James Presley Ball
Escapees to Freedom on the Underground Railroad with Levi Coffin and Rev. Henry M. Storrs
- Escapees to Freedom on the Underground Railroad with Levi Coffin and Rev. Henry M. Storrs
Sheet: 7 1/2 × 5 1/4 in. (19 × 13.4 cm)
Mount: 8 11/16 × 6 11/16 in. (22 × 17 cm)
Overall: 10 1/2 × 6 11/16 in. (26.6 × 17 cm)
Explore Further
Tens of thousands of enslaved African Americans surreptitiously traveled the Underground Railroad north toward freedom, bravely risking re-enslavement, torture, and even death if caught. Several routes from safe-house to safe-house passed through Cincinnati, just across the Ohio River from slaveholding Kentucky. At some point in the mid-1860s—likely after the repeal of the Fugitive Slave Act in June 1864—this group of formerly enslaved people gathered with Quaker abolitionist Levi Coffin in the Cincinnati studio of James Presley Ball, one of the period’s most prominent African American photographers.

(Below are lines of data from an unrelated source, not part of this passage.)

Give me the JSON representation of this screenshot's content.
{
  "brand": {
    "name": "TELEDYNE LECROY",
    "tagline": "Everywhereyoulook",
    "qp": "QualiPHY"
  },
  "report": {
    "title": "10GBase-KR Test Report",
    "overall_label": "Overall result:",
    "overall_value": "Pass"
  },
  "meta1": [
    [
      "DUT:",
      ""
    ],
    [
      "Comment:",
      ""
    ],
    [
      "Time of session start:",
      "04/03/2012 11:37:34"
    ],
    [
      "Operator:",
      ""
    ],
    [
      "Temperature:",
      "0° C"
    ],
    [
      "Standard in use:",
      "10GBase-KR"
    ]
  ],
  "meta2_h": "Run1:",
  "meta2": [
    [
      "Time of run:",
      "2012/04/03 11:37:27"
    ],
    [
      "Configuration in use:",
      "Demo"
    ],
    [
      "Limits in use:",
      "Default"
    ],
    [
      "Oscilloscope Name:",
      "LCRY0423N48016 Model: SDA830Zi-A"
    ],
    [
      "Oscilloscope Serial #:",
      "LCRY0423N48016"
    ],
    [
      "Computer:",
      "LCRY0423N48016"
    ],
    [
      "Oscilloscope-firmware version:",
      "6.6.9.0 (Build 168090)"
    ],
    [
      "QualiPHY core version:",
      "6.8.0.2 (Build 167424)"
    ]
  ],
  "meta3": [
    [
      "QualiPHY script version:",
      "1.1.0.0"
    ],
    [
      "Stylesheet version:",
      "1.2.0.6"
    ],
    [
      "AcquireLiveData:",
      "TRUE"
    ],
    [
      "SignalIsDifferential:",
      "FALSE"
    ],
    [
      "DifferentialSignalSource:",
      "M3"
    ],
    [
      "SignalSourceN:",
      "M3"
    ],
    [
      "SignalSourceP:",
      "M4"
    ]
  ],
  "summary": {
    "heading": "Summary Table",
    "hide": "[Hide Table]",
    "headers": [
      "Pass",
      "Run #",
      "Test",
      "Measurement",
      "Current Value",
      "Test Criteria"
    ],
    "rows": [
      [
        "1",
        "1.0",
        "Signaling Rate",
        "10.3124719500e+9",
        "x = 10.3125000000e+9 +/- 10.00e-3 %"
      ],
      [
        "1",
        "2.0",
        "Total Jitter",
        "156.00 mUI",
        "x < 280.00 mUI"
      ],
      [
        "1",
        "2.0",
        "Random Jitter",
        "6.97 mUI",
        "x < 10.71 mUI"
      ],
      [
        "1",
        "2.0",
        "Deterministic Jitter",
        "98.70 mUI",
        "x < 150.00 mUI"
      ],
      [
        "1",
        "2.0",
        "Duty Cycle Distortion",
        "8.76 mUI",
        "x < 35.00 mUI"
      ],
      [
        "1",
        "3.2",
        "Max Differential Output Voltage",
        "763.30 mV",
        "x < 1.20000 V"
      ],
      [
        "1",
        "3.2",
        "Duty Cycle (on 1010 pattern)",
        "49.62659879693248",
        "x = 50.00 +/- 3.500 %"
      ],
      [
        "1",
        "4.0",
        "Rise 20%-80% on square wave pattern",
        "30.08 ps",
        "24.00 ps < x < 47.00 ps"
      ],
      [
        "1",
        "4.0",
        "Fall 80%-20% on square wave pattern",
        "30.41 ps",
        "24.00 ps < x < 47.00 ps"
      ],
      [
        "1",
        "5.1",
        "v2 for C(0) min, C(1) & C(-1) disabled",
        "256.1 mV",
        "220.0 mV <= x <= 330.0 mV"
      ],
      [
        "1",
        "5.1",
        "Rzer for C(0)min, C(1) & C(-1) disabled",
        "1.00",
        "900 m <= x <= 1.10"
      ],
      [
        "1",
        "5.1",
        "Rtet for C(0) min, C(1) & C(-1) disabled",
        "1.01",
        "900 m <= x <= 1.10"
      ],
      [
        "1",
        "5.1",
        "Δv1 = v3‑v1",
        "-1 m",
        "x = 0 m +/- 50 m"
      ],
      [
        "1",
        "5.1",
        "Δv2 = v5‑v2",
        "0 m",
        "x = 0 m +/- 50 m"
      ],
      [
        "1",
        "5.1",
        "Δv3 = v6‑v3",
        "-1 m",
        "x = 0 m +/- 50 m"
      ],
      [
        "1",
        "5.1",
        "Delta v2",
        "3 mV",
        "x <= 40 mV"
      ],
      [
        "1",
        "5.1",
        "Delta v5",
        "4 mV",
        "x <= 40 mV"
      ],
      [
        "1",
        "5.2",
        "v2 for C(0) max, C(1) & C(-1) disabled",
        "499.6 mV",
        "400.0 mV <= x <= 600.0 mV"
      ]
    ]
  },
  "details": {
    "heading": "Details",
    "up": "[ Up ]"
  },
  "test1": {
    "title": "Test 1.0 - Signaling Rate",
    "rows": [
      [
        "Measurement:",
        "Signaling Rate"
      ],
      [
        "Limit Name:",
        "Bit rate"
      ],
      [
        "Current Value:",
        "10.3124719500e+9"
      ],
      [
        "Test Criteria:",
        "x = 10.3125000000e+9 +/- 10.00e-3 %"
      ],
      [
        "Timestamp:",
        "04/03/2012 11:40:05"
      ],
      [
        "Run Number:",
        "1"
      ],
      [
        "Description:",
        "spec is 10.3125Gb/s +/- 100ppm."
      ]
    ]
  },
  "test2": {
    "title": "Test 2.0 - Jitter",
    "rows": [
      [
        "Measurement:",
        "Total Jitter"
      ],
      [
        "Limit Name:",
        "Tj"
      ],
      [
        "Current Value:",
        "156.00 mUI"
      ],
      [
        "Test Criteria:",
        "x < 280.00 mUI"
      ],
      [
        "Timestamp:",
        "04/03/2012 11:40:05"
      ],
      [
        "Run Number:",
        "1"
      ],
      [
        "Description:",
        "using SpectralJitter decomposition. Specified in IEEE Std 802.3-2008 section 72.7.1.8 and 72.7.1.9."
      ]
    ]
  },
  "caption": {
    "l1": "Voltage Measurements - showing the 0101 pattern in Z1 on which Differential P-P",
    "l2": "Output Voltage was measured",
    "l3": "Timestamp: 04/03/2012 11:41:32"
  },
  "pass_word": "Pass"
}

Frederick Douglass declared the quality of Ball’s photography "one of the best answers to the charge of natural inferiority we have lately met with." Indeed, Ball’s photograph eloquently records the group, now fitted with new clothes, shoes, and bibles, leaning into one another and held close, bearing expressions of both wariness and determination. It seems likely that these unnamed men, women, and children were among the estimated 3,000 "passengers" that Coffin (back center) and his wife Catharine helped escort on their journey to freedom.
Provenance[Cowan's Auction, Cincinnati, Ohio, American History: Premier Auction,
June 21, 2019, Lot 160]; purchased by MFAH, 2019.